23 Nisan 2018 Pazartesi

SİNEKLERİN TANRISI



Yazar Adı: William Golding
Basım Yılı: 2001
Yayınevi: Türkiye İş Bankası
Sayfa Sayısı: 261

   William Golding’in 1983 yılında Nobel Edebiyat Ödülü alan, filmi de çekilen modern klasiklerdendir. Golding 2. Dünya savaşından önce ve sonra öğretmen olarak çalışmıştır. Savaş sırasında da Normandiya Çıkartmasında subay olarak görev yapmıştır.

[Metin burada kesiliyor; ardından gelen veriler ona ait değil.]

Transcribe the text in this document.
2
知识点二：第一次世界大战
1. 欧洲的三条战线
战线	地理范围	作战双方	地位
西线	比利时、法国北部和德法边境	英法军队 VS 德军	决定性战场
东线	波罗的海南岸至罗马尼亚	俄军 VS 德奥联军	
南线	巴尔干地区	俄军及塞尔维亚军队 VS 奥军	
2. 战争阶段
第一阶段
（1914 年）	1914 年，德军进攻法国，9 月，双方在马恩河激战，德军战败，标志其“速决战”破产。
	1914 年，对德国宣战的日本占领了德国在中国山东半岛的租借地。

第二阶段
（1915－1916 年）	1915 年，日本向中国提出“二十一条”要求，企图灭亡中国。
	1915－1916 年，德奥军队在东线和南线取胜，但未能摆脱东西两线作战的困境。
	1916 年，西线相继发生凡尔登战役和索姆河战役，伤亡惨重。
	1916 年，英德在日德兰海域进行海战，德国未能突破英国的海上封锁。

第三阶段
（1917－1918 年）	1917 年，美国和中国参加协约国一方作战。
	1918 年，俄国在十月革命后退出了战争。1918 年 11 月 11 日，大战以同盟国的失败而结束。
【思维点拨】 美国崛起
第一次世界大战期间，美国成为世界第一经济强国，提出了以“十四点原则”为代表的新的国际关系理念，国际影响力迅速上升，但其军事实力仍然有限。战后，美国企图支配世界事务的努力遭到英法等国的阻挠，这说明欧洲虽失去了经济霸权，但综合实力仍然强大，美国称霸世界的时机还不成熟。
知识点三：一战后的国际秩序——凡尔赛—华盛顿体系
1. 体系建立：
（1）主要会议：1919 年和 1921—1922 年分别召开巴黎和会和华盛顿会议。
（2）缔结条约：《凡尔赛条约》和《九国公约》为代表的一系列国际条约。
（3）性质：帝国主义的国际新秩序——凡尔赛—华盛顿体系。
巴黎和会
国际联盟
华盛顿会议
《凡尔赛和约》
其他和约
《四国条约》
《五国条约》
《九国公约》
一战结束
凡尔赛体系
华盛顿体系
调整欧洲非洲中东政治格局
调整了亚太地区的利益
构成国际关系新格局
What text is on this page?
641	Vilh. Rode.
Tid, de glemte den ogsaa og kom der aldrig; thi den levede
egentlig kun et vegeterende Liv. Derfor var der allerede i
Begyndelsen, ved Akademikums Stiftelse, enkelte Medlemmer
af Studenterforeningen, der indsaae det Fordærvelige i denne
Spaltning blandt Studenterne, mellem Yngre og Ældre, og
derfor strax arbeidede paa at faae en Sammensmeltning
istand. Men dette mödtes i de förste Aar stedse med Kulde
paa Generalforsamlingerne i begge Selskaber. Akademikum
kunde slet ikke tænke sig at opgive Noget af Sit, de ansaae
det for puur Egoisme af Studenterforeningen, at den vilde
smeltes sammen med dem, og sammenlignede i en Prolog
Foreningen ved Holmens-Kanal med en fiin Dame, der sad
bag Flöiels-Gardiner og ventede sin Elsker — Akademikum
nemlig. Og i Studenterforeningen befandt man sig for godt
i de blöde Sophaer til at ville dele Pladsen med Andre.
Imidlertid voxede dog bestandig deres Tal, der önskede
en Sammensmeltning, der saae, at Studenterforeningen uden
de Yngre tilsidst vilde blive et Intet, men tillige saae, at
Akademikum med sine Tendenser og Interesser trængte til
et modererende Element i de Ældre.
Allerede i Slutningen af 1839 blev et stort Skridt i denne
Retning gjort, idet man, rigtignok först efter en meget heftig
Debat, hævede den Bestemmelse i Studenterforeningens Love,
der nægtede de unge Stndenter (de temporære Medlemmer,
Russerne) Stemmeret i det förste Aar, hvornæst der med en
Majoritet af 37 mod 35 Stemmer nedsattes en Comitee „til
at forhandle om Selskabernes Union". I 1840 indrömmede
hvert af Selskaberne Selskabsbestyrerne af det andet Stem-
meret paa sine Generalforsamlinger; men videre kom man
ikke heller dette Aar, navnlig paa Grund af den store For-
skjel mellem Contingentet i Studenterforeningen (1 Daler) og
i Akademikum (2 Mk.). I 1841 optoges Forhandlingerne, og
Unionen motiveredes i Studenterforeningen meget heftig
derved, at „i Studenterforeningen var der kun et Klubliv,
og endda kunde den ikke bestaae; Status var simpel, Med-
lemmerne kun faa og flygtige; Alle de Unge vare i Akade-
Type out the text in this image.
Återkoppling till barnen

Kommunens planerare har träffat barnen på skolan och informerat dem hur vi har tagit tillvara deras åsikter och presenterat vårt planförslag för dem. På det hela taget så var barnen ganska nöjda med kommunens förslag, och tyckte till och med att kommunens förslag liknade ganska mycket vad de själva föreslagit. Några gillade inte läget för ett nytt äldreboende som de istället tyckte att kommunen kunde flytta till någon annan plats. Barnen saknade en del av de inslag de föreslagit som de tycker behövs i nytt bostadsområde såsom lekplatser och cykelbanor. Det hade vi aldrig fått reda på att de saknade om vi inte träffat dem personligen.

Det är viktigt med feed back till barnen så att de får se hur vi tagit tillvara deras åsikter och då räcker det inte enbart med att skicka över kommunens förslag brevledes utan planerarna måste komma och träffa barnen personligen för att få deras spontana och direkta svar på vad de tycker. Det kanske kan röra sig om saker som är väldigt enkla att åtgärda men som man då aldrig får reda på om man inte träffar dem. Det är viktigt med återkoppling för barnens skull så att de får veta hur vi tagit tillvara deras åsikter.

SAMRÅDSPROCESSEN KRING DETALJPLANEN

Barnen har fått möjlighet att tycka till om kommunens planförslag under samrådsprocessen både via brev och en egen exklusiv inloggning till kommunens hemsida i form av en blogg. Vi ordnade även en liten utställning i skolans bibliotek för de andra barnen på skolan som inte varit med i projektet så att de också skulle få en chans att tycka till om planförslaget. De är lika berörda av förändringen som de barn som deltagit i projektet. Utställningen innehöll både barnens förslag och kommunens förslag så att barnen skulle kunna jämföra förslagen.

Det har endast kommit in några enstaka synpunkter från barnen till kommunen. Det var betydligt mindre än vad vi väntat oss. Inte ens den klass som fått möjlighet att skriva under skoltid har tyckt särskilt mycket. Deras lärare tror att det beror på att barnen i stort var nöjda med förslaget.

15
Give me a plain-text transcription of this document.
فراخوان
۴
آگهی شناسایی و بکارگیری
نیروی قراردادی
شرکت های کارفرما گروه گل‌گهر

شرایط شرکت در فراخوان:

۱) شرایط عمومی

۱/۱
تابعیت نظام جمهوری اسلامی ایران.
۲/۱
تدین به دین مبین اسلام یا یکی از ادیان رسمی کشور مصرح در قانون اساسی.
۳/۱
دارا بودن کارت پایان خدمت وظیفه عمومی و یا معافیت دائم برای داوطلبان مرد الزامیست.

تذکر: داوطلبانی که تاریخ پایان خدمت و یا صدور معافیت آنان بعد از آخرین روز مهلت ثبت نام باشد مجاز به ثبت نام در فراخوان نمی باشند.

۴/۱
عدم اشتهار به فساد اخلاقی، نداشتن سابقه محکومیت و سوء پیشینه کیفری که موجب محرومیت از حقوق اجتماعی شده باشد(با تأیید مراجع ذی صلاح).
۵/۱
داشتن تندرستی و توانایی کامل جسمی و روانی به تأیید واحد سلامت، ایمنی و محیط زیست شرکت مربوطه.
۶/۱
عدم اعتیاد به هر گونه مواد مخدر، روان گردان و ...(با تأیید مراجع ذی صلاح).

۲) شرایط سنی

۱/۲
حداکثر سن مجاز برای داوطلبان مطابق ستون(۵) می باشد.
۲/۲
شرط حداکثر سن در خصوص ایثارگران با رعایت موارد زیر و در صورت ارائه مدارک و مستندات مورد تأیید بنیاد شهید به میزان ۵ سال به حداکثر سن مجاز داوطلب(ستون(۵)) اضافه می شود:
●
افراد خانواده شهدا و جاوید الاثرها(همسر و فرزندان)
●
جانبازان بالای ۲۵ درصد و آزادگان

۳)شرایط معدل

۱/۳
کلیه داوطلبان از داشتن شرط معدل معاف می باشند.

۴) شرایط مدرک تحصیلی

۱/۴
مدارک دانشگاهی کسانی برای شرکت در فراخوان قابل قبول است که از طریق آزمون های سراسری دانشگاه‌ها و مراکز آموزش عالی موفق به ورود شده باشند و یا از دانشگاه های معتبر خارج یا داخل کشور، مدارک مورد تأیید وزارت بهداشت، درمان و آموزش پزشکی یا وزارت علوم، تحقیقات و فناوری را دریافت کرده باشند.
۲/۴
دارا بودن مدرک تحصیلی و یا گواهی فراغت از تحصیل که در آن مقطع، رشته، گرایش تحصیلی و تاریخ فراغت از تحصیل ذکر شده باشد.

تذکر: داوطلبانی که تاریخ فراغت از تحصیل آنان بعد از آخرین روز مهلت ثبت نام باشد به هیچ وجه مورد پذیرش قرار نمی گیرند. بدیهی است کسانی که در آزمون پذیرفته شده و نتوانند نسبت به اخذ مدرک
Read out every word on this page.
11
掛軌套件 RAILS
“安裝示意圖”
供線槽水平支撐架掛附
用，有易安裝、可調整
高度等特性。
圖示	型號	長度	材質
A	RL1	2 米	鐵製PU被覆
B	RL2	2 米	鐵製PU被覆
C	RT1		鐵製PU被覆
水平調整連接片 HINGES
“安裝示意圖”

   Sineklerin Tanrısı, ıssız bir adada kalan çocukların serüvenini anlatan, küçükler için yazılmış bir roman gibidir. Çevirisini yapan Mina Urgan “roman demek yersizdir çünkü bu kitap bir roman değil bir alegoridir. Yani simgesel anlamları olan bir öyküdür.” der.
  Savaş zamanında, çocukları korumak için uzakta bir yere gönderirler. Fakat çocukları götüren uçak düşer, çocuklar ıssız bir adada mahzur kalırlar. Başlıca 4 çocuk vardır. Kitapta, çocukların adaya uyum sağlamaları ve birbirleri ile olan iletişimleri anlatılır.
 “Oynamak hoştu ve yaşamları öylesine dopdoluydu ki, umuda gerek duymuyorlar, umudun ne olduğunu unutuyorlardı, o sırada.”say:35
   Ralph, umudu olan, güçlü, güzel ve zekidir. Domuzcuk, kitap boyunca gerçek adının ne olduğunu öğrenemeyiz, şişman, kör denecek kadar miyoptur. Bundan dolayı diğerlerinden ayrılır. Çok zekidir, aklın ve sağduyunun sesidir. Çocukların durumunun korkunçluğunu gerçekçi bir gözle görür. Simon, daha barışçıl ve insaflı bir çocuktur. Jack, doğuştan lider havası olan, kendinden başkasını hor gören, zorbaca baskıya inanan, küçük bir faşisttir.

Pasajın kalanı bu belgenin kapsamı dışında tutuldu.